You might be wondering how we’ve ended up here? A few decades ago, the internet was perceived as a space of great opportunity: an alternative to the real world, a place where the right to freedom of expression would knock down the rule of prejudice and discrimination. In the first period of the technological revolution, offline/online and human/machine dichotomies were the new extensions of the old-fashioned mind/body thinking. Computers were designed as machines which would enable humans to experience this brave new world mentally and anonymously, away from their biological identities. The physical body was perceived as direct evidence of prejudice forced upon people by social norms: your neighbour’s gender, skin colour or physical strength help you recognize social status and hierarchy. The reality, in fact, was quite different.

Despite its promise of an egalitarian future, online chat-rooms and public threads are hotbeds of violence against women. Anonymous hackers or trolls harass, frequently intimidate or steal personal information from women participating in the digital public sphere. One of the most widespread practice in online abuse is privacy invasion. Users often share intimate thoughts and images to strangers online, guarded by the comfort zone of their geographical distance, and many think their nudes are safe in their lovers’ private inbox. People often witness powerlessly how their personal lives are turned into public, accessible goods on the internet without their consent. In 2014, one in ten women living in the European Union were experiencing online abuse from the age of 15.

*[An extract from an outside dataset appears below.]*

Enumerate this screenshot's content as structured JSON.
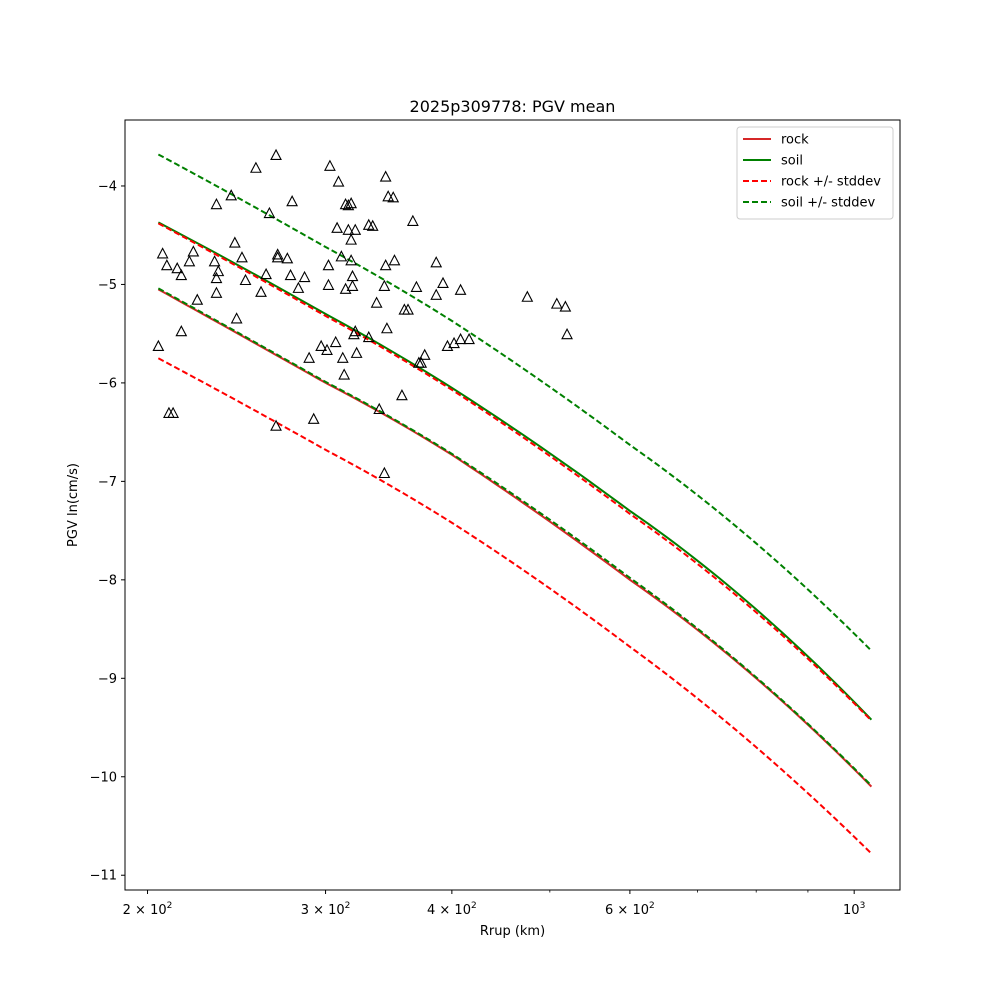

Over the course of the last decade, researchers have discovered that online abuse has direct impact on our lives. It leaves physical marks on the human brain, since psychological trauma is no different from physical trauma when it comes to our brain’s activity. However, information about the serious impact of online abuse on users’ mental health or legal protection often remains within the small academic communities. As GenPol’s policy paper highlighted, many European countries lack proper policies to combat and prevent online violence, although some have the legal tools.

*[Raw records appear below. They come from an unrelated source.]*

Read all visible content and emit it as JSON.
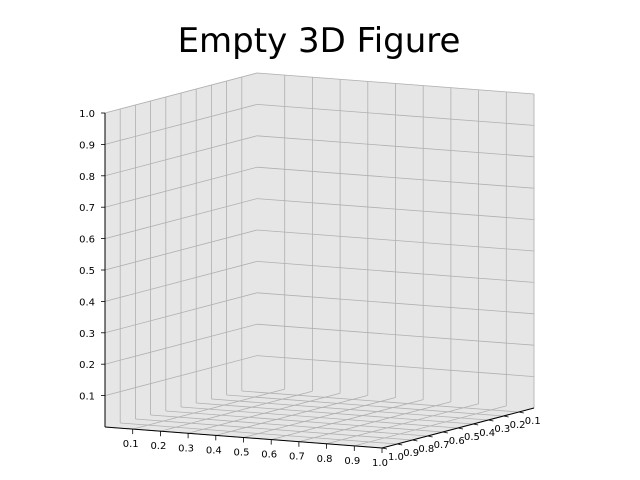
{
  "chart_data": {
    "type": "scatter",
    "title": "Empty 3D Figure",
    "projection": "3d",
    "series": [],
    "xlim": [
      0,
      1
    ],
    "ylim": [
      0,
      1
    ],
    "zlim": [
      0,
      1
    ],
    "x_ticks": [
      "0.1",
      "0.2",
      "0.3",
      "0.4",
      "0.5",
      "0.6",
      "0.7",
      "0.8",
      "0.9",
      "1.0"
    ],
    "y_ticks": [
      "0.1",
      "0.2",
      "0.3",
      "0.4",
      "0.5",
      "0.6",
      "0.7",
      "0.8",
      "0.9",
      "1.0"
    ],
    "z_ticks": [
      "0.1",
      "0.2",
      "0.3",
      "0.4",
      "0.5",
      "0.6",
      "0.7",
      "0.8",
      "0.9",
      "1.0"
    ],
    "grid": true,
    "pane_color": "#e6e6e6",
    "grid_color": "#b0b0b0"
  }
}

As Internet users, we can only expect an increase in online violence, as the internet has pierced through almost all of the EU households and has become a global village with worldwide access to information. A proper educational model is needed to help people understand online social phenomena and their impact.
This should include teaching consent, privacy rights and legal protection online. But the first step in the process of understanding the digital world should be changing the narrative. It’s time academics used their privilege and built bridges in communication with teenagers, parents, teachers, politicians, authorities. By failing to address these gaps, we’re passively reinforcing epistemic injustice: victims won’t be equipped with the necessary vocabulary to describe their experience of abuse as we fail to explain the concepts to them with simple, accessible words.